1987 gewann Gulko in Biel, 1988 spielte er erstmals für seine neue Heimat USA auf der Schacholympiade in Thessaloniki. 1993, dem Jahr in dem er mit der USA-Auswahl die Mannschaftsweltmeisterschaft in Luzern gewann, gelang ihm in Groningen, beim PCA-Qualifikationsturnier, mit 7 aus 11 Punkten und dem geteilten 3.-7. Platz der Sprung in die Kandidatenkämpfe. Gulko traf im Viertelfinale auf dem Briten Nigel Short, dem er in New York City 1994 im Schnellschachstechen mit 1,5-2,5 unterlag; der reguläre Wettkampf endete 4-4 (+1, −1, =6). Im gleichen Jahr gewann Gulko zum ersten Mal die Meisterschaft der USA, außerdem in Bern. Er gewann 1996 in Las Palmas, 1998 in Cardoza das US-Open (gemeinsam mit Judit Polgar). 1999 gewann er erneut die US-Meisterschaft, die nach KO-System ausgespielt wurde, durch einen 2,5-0,5 Finalsieg über Grigori Serper in Salt Lake City. Bei der FIDE-Weltmeisterschaft im KO-System 2000 in Moskau gelangte Gulko bis ins Achtelfinale, wo er Jewgeni Barejew unterlag. 2001 gewann er gemeinsam mit Jan Timman in Malmö. Gulko war auch für die FIDE-Weltmeisterschaft 2004 in Tripolis qualifiziert, lehnte eine Teilnahme jedoch wegen antisemitischer Äußerungen libyscher Funktionäre ab.

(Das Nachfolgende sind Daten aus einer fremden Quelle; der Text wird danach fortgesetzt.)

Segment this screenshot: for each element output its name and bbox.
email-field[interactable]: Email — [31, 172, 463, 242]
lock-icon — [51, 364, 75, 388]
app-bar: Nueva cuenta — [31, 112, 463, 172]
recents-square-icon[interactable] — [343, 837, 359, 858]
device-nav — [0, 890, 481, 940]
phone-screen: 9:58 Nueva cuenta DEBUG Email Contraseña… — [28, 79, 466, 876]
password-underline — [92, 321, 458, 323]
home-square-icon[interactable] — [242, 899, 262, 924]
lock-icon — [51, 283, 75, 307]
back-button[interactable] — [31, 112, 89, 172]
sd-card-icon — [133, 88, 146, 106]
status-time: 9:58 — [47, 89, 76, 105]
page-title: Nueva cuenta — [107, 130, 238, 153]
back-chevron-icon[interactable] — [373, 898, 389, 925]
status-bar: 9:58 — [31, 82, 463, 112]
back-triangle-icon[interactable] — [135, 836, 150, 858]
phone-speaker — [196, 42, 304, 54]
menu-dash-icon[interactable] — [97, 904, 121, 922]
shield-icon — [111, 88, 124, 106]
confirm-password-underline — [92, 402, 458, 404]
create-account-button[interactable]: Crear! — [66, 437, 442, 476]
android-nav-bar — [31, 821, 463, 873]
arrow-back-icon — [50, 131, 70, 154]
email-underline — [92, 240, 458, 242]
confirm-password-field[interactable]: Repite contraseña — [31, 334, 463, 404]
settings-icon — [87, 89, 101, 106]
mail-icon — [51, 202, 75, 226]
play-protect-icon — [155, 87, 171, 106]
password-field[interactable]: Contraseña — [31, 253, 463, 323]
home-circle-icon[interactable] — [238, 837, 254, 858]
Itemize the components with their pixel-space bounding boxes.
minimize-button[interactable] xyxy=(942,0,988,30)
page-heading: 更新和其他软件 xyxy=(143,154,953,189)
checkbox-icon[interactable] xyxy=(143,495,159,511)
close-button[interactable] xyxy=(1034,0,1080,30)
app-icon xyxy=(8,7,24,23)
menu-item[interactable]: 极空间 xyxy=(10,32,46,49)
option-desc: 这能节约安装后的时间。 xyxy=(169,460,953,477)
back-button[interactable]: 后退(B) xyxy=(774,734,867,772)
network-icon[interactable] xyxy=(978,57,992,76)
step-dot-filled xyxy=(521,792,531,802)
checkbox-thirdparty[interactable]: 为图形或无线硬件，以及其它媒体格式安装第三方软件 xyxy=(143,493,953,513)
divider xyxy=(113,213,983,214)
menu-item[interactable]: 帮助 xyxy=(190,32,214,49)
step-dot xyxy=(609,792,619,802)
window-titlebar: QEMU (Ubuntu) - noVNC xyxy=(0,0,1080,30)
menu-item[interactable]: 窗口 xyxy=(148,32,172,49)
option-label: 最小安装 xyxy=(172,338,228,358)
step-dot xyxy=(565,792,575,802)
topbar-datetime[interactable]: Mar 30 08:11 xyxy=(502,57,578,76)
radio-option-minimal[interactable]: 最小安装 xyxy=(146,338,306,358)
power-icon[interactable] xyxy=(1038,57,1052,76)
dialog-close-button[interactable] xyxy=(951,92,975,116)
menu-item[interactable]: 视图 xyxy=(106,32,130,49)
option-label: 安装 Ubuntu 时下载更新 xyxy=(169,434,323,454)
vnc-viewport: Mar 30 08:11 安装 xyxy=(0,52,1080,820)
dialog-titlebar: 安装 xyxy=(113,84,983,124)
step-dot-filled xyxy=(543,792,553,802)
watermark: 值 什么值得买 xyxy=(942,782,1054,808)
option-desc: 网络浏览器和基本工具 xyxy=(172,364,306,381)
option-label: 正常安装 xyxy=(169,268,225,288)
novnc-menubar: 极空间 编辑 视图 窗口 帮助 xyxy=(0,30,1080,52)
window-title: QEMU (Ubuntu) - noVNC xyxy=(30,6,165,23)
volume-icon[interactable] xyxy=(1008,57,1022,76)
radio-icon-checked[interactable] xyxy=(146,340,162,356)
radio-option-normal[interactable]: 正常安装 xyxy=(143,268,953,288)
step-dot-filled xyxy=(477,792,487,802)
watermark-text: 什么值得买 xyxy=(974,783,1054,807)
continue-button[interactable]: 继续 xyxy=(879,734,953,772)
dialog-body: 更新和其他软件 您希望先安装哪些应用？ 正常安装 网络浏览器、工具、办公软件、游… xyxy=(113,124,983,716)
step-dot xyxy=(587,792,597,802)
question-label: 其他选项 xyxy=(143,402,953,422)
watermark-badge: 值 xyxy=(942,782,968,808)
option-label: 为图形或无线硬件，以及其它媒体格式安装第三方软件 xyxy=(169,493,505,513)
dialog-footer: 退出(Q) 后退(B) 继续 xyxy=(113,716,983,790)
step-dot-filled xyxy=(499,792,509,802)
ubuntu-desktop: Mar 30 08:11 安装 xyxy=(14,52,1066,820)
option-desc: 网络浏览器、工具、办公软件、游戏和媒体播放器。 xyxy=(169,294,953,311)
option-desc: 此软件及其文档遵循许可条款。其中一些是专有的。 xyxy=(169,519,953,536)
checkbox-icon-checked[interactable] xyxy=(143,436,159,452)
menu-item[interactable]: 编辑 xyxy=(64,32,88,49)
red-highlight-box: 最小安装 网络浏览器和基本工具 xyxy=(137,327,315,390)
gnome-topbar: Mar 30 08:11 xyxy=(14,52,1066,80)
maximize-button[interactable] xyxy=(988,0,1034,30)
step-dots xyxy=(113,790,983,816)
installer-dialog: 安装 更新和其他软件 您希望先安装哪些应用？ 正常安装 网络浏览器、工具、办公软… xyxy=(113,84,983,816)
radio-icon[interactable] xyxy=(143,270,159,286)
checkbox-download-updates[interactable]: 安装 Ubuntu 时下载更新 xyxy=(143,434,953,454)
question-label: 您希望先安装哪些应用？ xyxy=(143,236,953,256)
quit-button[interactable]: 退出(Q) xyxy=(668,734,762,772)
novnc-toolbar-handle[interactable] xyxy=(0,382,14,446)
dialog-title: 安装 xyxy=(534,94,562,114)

Er gehört zu den wenigen Spielern, die eine positive Bilanz gegen Garri Kasparow aufzuweisen haben: Er gewann drei Partien bei einer Niederlage und vier Remis.

Gulko lebt gemeinsam mit seiner Frau Anna Achscharumowa (* 1957, WGM, 9. Platz in der FIDE-Weltrangliste 1990) in Fair Lawn (New Jersey). Seine aktuelle Elo-Zahl beträgt 2571 (Stand: Oktober 2007). Seine bisher höchste Elo-Zahl von 2644 hatte er im Januar 2000.